In a flurry of speeches and interviews designed to sway public opinion in favor of Iran, a country that is increasingly isolated due to its ominous nuclear program, he touched on a number of topics, including the Holocaust.
Judging by his comments, Rouhani, formerly a close aide of Iran’s supreme leader, Ayatollah Ali Khamenei, left a decidedly mixed message, giving pause to optimists who have faith in his ability to alter the status quo.
Interviewed on CNN, he was asked whether he shared Ahmadinejad’s belief that the Holocaust was little more than a myth. In Farsi, he replied disengenuously, “I am not a historian, and when it comes to speaking about the dimensions of the Holocaust it is the historians that should reflect.”
Does one have to be a historian to acknowledge the Holocaust? Rouhani could easily have said that the Holocaust is an indisputable fact, like World War II or the Boer War, and thereby have distanced himself from Ahmadinejad’s disgusting Holocaust denial. Instead, he left the tacit impression that the Holocaust may have been a fabricated event.
But even as he diminished its historical significance, Rouhani condemned the Holocaust as a “reprehensible” and “condemnable” crime against humanity. This prompted a rebuttal from the semi-official Fars news agency, which is linked to hardliners in Iran’s government as well as to the Islamic Revolutionary Guards Corps. According to Fars, Rouhani had never mentioned the word “reprehensible” to describe the Holocaust.

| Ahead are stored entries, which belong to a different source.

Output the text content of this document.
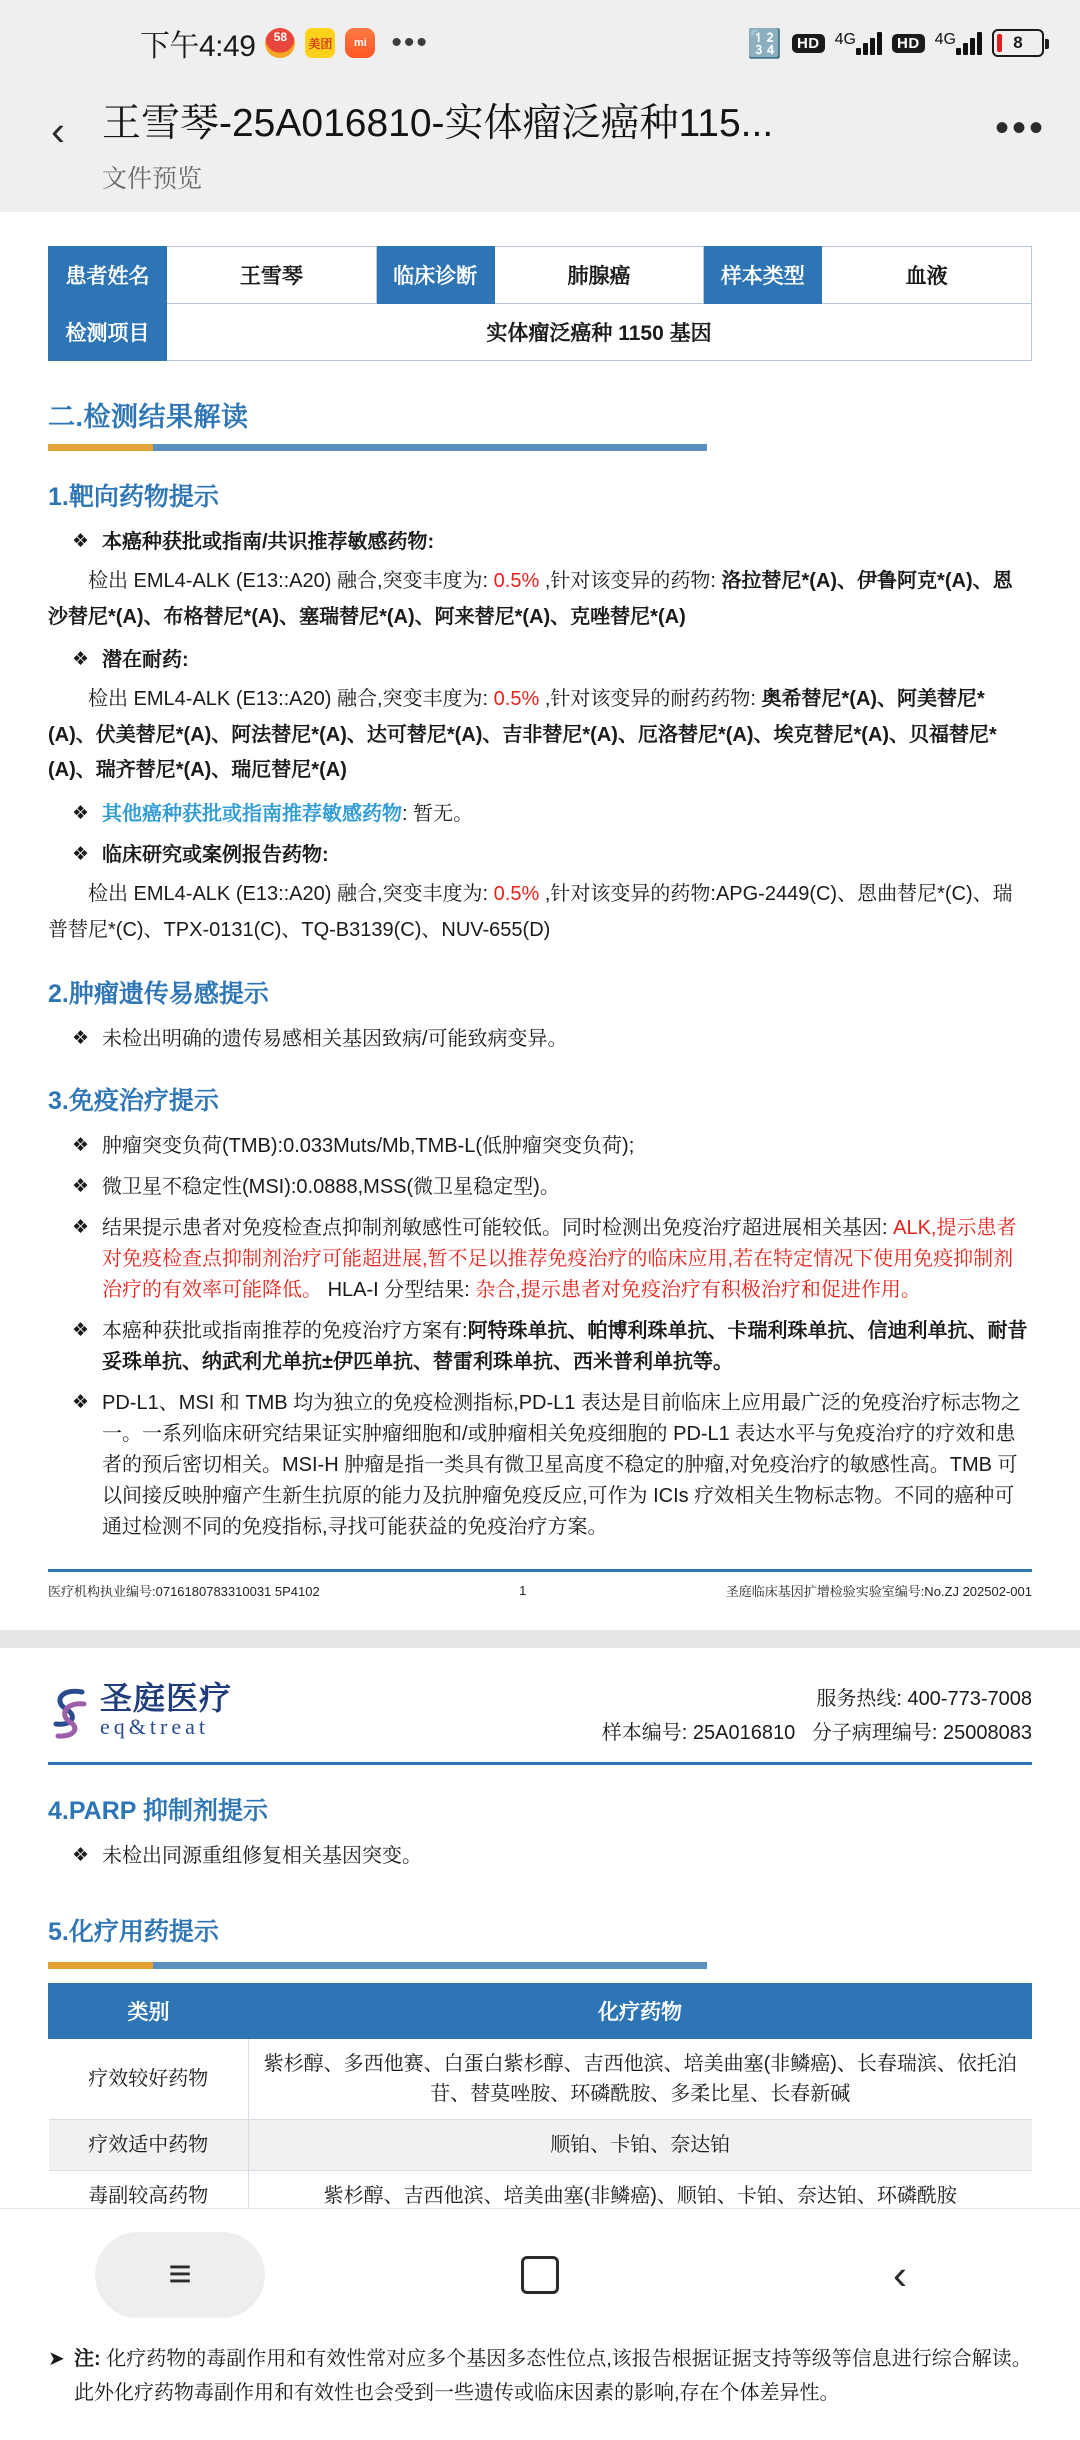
下午4:49	58	美团 mi •••	🔢	HD 4G	HD 4G	8
‹ 王雪琴-25A016810-实体瘤泛癌种115...
文件预览
•••
患者姓名	王雪琴	临床诊断	肺腺癌	样本类型	血液
检测项目	实体瘤泛癌种 1150 基因				
二.检测结果解读
1.靶向药物提示
❖ 本癌种获批或指南/共识推荐敏感药物:
检出 EML4-ALK (E13::A20) 融合,突变丰度为: 0.5% ,针对该变异的药物: 洛拉替尼*(A)、伊鲁阿克*(A)、恩沙替尼*(A)、布格替尼*(A)、塞瑞替尼*(A)、阿来替尼*(A)、克唑替尼*(A)
❖ 潜在耐药:
检出 EML4-ALK (E13::A20) 融合,突变丰度为: 0.5% ,针对该变异的耐药药物: 奥希替尼*(A)、阿美替尼*(A)、伏美替尼*(A)、阿法替尼*(A)、达可替尼*(A)、吉非替尼*(A)、厄洛替尼*(A)、埃克替尼*(A)、贝福替尼*(A)、瑞齐替尼*(A)、瑞厄替尼*(A)
❖ 其他癌种获批或指南推荐敏感药物: 暂无。
❖ 临床研究或案例报告药物:
检出 EML4-ALK (E13::A20) 融合,突变丰度为: 0.5% ,针对该变异的药物:APG-2449(C)、恩曲替尼*(C)、瑞普替尼*(C)、TPX-0131(C)、TQ-B3139(C)、NUV-655(D)
2.肿瘤遗传易感提示
❖ 未检出明确的遗传易感相关基因致病/可能致病变异。
3.免疫治疗提示
❖ 肿瘤突变负荷(TMB):0.033Muts/Mb,TMB-L(低肿瘤突变负荷);
❖ 微卫星不稳定性(MSI):0.0888,MSS(微卫星稳定型)。
❖ 结果提示患者对免疫检查点抑制剂敏感性可能较低。同时检测出免疫治疗超进展相关基因: ALK,提示患者对免疫检查点抑制剂治疗可能超进展,暂不足以推荐免疫治疗的临床应用,若在特定情况下使用免疫抑制剂治疗的有效率可能降低。 HLA-I 分型结果: 杂合,提示患者对免疫治疗有积极治疗和促进作用。
❖ 本癌种获批或指南推荐的免疫治疗方案有:阿特珠单抗、帕博利珠单抗、卡瑞利珠单抗、信迪利单抗、耐昔妥珠单抗、纳武利尤单抗±伊匹单抗、替雷利珠单抗、西米普利单抗等。
❖ PD-L1、MSI 和 TMB 均为独立的免疫检测指标,PD-L1 表达是目前临床上应用最广泛的免疫治疗标志物之一。一系列临床研究结果证实肿瘤细胞和/或肿瘤相关免疫细胞的 PD-L1 表达水平与免疫治疗的疗效和患者的预后密切相关。MSI-H 肿瘤是指一类具有微卫星高度不稳定的肿瘤,对免疫治疗的敏感性高。TMB 可以间接反映肿瘤产生新生抗原的能力及抗肿瘤免疫反应,可作为 ICIs 疗效相关生物标志物。不同的癌种可通过检测不同的免疫指标,寻找可能获益的免疫治疗方案。
医疗机构执业编号:0716180783310031 5P4102	1	圣庭临床基因扩增检验实验室编号:No.ZJ 202502-001
圣庭医疗
eq&treat
服务热线: 400-773-7008
样本编号: 25A016810 分子病理编号: 25008083
4.PARP 抑制剂提示
❖ 未检出同源重组修复相关基因突变。
5.化疗用药提示
类别	化疗药物
疗效较好药物	紫杉醇、多西他赛、白蛋白紫杉醇、吉西他滨、培美曲塞(非鳞癌)、长春瑞滨、依托泊苷、替莫唑胺、环磷酰胺、多柔比星、长春新碱
疗效适中药物	顺铂、卡铂、奈达铂
毒副较高药物	紫杉醇、吉西他滨、培美曲塞(非鳞癌)、顺铂、卡铂、奈达铂、环磷酰胺

➤ 注: 化疗药物的毒副作用和有效性常对应多个基因多态性位点,该报告根据证据支持等级等信息进行综合解读。此外化疗药物毒副作用和有效性也会受到一些遗传或临床因素的影响,存在个体差异性。
≡	‹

Fars’ commentary muddied the waters, undercutting Rouhani’s sincerity and, perhaps, underscoring the power struggle that pits moderates against radicals in Iran today.
Apparently responding to Fars, Rouhani declared, “We condemn the crimes by the Nazis during World War II.” He added that the war had claimed many victims, including “a group of Jewish people.”
A group? Since when can six million Jewish victims of the Holocaust be cavalierly reduced to a “group”? To be charitable, Rouhani’s translator may have used the wrong word. But if his translation from Farsi to English was accurate, Rouhani was insultingly pouring salt on an open wound.
To no one’s surprise, Rouhani politicized the Holocaust by associating it with the Arab-Israeli conflict. In a reference to the displacement of Palestinian Arabs from their ancestral home in what is now Israel, a nation whose very existence Iran categorically rejects, Rouhani said the Palestinians should not have had “to pay for (Nazi) crimes.”
By conflating the Holocaust with Israel’s struggle with the Palestinians, Rouhani leaves the suggestion that relatively little has changed since the Ahmadinejad era.
Israeli Prime Minister Benjamin Netanyahu may have been correct when he called Rouhani a wolf in sheep’s clothing.